What happens to the differential dz when you take the absolute value inside the integral?
What happened to your pre factor of 1/(2πi)?
What is |s^2| on the unit circle?

 

[Bashyboy]

What happens to the differential dz when you take the absolute value inside the integral?

hmmm...I am not sure...$|dz| = \sqrt{(dx)^2 +(dy)^2}$?

What happened to your pre factor of 1/(2πi)?

Ah! I always seem to neglect that portion.

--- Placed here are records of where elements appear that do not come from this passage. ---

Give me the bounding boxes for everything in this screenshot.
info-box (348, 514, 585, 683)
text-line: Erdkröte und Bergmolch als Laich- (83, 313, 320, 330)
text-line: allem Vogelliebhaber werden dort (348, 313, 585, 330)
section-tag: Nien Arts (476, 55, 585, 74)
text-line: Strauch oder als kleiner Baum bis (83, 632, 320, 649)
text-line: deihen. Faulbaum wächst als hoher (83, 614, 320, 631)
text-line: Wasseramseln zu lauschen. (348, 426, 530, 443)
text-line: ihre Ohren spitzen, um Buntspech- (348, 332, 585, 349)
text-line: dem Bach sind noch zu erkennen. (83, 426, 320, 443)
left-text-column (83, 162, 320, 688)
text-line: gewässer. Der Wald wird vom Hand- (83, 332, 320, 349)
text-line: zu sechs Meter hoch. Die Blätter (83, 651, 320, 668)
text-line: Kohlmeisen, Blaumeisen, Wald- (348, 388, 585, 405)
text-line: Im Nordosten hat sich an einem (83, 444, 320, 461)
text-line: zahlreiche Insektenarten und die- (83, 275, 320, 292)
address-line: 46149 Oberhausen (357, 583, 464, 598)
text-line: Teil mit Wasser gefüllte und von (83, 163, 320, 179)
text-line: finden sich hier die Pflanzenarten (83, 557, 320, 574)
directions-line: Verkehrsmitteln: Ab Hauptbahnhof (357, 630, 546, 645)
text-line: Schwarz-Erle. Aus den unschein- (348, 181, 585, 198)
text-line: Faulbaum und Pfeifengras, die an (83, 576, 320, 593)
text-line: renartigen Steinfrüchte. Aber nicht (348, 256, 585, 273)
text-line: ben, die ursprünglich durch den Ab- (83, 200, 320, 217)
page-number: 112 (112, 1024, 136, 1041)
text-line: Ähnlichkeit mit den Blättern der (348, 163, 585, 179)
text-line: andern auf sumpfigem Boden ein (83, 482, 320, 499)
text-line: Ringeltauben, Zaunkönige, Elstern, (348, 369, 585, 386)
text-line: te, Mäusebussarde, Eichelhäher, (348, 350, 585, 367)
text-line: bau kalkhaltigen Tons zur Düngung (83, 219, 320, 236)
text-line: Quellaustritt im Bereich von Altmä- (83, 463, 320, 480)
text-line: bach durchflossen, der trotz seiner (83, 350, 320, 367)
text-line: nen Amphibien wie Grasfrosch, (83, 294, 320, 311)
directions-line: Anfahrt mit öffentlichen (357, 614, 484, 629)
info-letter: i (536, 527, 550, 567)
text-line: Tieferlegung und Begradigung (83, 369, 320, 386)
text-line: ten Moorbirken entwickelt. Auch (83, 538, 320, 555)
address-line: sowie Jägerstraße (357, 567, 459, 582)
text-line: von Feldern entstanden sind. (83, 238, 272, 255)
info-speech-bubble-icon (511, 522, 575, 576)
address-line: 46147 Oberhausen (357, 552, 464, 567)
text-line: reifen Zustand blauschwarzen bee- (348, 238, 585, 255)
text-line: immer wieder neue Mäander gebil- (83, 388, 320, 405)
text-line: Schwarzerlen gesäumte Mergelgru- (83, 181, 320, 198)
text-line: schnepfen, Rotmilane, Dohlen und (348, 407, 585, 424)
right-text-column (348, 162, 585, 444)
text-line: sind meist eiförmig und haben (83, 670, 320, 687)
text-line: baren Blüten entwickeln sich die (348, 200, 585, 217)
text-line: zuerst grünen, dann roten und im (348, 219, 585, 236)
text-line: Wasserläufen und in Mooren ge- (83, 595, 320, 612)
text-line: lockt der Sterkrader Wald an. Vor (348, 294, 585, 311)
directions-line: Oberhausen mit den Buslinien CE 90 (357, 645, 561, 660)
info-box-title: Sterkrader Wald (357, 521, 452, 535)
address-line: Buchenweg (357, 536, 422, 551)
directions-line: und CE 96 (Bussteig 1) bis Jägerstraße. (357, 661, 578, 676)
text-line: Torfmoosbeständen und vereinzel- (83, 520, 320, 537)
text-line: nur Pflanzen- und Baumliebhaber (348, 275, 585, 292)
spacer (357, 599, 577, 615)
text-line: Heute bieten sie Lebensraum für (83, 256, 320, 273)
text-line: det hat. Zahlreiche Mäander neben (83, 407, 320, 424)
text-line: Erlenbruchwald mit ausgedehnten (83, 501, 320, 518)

What is |s^2| on the unit circle?

$|s^2| = |s|^2$ but $|s| \le 1$ so $|s^2| \le 1$

 

[Orodruin]

hmmm...I am not sure...$|dz| = \sqrt{(dx)^2 +(dy)^2}$?

Yes, you must take the absolute value also of the differential. I am assuming you are using z = x + iy here.

$|s^2| = |s|^2$ but $|s| \le 1$ so $|s^2| \le 1$

No, we are on the curve that is the unit circle, not in the unit disk (which is an area and not a curve).

 

[Bashyboy]

No, we are on the curve that is the unit circle, not in the unit disk (which is an area and not a curve).

Ah, of course. So $|s^2|$ would be $1$ on the unit circle.

 

[Orodruin]

Ah, of course. So $|s^2|$ would be $1$ on the unit circle.

Correct. Putting these pieces together, you should now be essentially done.